Crystal plasticity finite element simulations using a database of discrete Fourier transforms

In recent work, we have demonstrated the viability and computational advantages of using a compact database of discrete Fourier transforms (DFTs) for facilitating crystal plasticity solutions in cubic polycrystalline materials subjected to arbitrary deformation paths. This new DFT database approach allows for compact representation and fast retrieval of crystal plasticity solutions, which is found to be able to speed up the calculations by about two orders of magnitude. In this paper, we present the first successful implementation of this spectral database approach in a commercial finite element code to permit computationally efficient simulations of heterogeneous deformations using crystal plasticity theories.

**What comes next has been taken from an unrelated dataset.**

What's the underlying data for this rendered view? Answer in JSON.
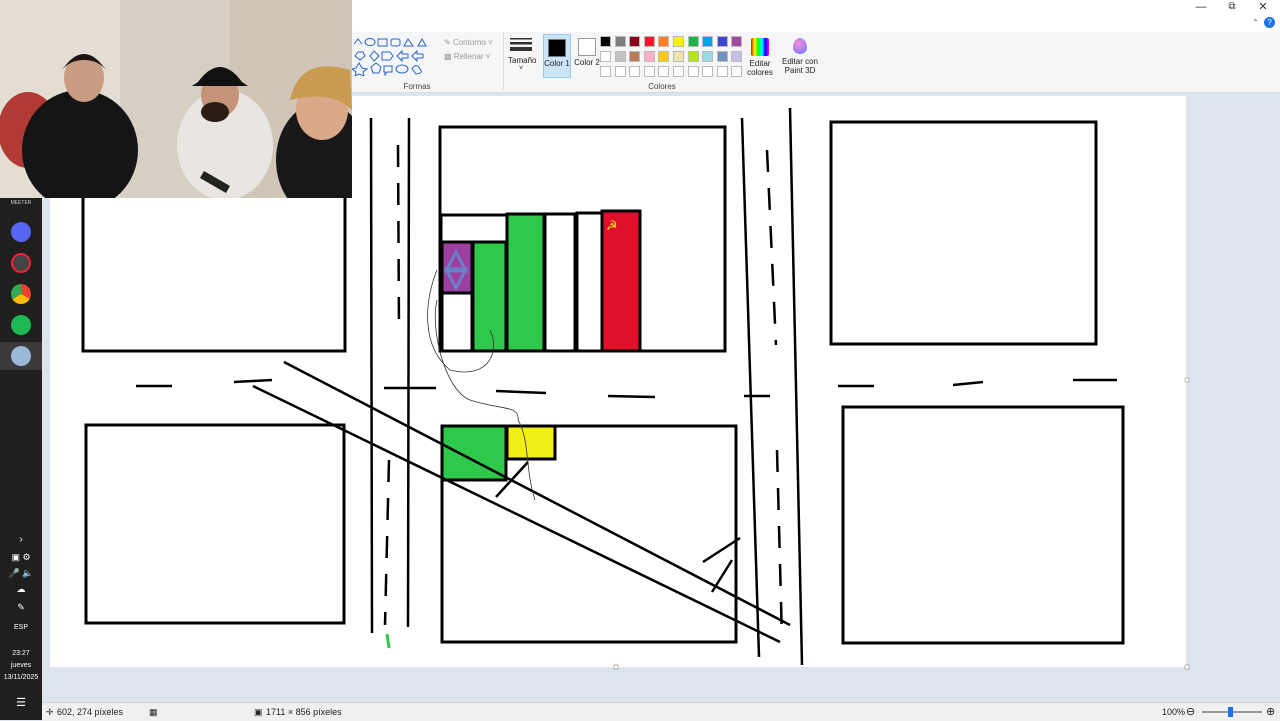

More specifically, the spectral database approach to crystal plasticity solutions was successfully integrated with the commercial finite element package ABAQUS through a user material subroutine, UMAT. Details of this new crystal plasticity spectral database-FE approach are demonstrated and validated through a few example case studies for selected deformation processes on face centered and body centered cubic metals. The evolution of the underlying crystallographic texture and its associated macroscale anisotropic properties predicted from this new approach are compared against the corresponding results from the conventional crystal plasticity finite element method. It is observed that implementing the crystal plasticity spectral database in a FE code produced excellent predictions similar to the classical crystal plasticity FE method, but at a significantly faster computational speed and much lower computational cost.